Relevance maps produced using four different models. All models use a randomly initiated UNet++ architecture. The type of augmentation and type of loss function used are shown in the columns. ObjAug denotes object-level augmentation, ImAug denotes image-level augmentation, and NoAug denotes that no augmentation was used. In the first and second columns, the images and ground truth, respectively, are shown. The values of the relevance maps are centered around 0.5 (black), which indicates no relevance. Full relevance is given a value of 1 (white), while inverse relevance is assigned a value of 0 (cyan).

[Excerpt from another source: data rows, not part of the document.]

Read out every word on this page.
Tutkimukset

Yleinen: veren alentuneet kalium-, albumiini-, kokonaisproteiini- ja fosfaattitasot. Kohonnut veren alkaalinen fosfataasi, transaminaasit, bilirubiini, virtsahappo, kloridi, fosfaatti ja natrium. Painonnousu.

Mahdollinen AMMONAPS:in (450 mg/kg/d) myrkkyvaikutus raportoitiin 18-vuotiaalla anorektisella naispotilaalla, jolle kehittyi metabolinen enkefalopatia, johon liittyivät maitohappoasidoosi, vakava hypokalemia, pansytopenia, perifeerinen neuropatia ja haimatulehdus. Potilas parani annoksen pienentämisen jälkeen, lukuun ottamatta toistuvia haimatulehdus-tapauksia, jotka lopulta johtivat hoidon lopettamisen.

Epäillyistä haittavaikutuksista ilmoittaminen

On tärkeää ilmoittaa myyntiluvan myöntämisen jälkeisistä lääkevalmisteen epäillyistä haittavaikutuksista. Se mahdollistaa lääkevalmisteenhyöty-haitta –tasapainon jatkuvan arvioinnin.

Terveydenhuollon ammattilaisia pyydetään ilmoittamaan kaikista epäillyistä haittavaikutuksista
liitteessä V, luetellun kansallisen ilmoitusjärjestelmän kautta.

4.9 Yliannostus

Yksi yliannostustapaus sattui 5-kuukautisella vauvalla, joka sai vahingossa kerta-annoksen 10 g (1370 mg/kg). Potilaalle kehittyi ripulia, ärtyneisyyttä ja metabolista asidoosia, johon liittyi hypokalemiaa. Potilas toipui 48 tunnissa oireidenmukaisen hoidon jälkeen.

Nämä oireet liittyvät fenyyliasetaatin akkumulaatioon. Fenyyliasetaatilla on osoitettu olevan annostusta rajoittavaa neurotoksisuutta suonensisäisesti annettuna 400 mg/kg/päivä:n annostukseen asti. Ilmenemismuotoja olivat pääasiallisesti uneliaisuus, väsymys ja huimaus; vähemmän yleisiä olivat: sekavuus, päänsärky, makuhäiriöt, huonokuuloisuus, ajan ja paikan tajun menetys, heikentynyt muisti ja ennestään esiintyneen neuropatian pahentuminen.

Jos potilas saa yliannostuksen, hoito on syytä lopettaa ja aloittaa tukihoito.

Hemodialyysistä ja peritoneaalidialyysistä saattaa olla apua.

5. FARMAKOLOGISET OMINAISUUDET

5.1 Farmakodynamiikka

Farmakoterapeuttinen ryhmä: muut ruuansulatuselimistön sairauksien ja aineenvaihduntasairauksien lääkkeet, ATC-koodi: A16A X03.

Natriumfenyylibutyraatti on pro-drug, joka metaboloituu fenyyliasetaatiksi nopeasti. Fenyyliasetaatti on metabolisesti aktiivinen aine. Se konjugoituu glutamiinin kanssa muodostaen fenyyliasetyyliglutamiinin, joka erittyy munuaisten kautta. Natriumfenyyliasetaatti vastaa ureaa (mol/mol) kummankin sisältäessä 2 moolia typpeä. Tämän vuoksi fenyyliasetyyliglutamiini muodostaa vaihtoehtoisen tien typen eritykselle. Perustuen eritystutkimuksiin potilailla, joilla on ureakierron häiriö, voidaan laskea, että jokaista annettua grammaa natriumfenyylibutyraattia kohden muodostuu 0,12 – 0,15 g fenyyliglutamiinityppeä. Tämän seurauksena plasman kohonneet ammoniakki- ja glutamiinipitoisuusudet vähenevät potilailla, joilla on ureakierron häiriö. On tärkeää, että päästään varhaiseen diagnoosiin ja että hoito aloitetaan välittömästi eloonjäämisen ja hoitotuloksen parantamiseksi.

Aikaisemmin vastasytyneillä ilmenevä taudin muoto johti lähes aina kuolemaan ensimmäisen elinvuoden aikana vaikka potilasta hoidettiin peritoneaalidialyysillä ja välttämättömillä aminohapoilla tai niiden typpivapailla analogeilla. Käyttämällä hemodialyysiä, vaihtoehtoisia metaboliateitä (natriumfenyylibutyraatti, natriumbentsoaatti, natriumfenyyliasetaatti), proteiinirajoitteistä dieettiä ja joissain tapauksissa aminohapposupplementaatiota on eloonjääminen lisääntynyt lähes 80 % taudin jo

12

We believe that our proposed model can be used for segmenting PMSE from EISCAT VHF data across a much wider range of days from different years of the solar cycle. In the near future, the model proposed in this paper can be used to extract PMSE samples from a potentially large dataset of EISCAT observations. The results of the segmentation can be useful for further in-depth analysis of PMSE and other phenomena pertaining to the upper atmosphere.
7. Conclusions
In this paper, we investigate the possibility of employing fully convolutional networks such as UNET and UNET++ for segmenting PMSE from EISCAT image data. For this, first, we perform a number of experiments to find suitable weights and hyperparameters for training the models: i.e., UNET and UNET++. Second, we perform experiments to investigate different loss functions that can be employed for segmenting PMSE from image data. Our results indicate that a UNet++ model with randomly initiated weights and a combined loss function (Dice and BCE) performs better as compared to the other models and loss functions used in this paper. Third, as the number of PMSE samples is relatively small, we test image-level and object-level augmentation techniques to improve the generalizability of the segmentation model. Fourth, we briefly outline our findings by visualizing relevance maps using layerwise relevance propagation. Our results imply that for our task, the use of data augmentation during training can perhaps lead to better generalization.
Author Contributions
Conceptualization, P.S.; Methodology, E.S.D.; Software, E.S.D.; Investigation, E.S.D., P.S. and I.M.; Writing—original draft, E.S.D. and P.S.; Writing—review & editing, P.S. and I.M.; Visualization, E.S.D.; Supervision, P.S. and I.M. All authors have read and agreed to the published version of the manuscript.
Funding
This work was carried out within a project funded by Research Council of Norway, NFR 275503. The Norwegian participation in EISCAT and EISCAT3D is funded by Research Council of Norway, through research infrastructure grant 245683. The EISCAT International Association is supported by research organizations in Norway (NFR), Sweden (VR), Finland (SA), Japan (NIPR and STEL), China (CRIPR), and the United Kingdom (NERC).
Data Availability Statement
EISCAT VHF and UHF data are available under http://www.eiscat.se/madrigal/ (accessed on 28 August 2023).
Conflicts of Interest
The authors declare no conflict of interest.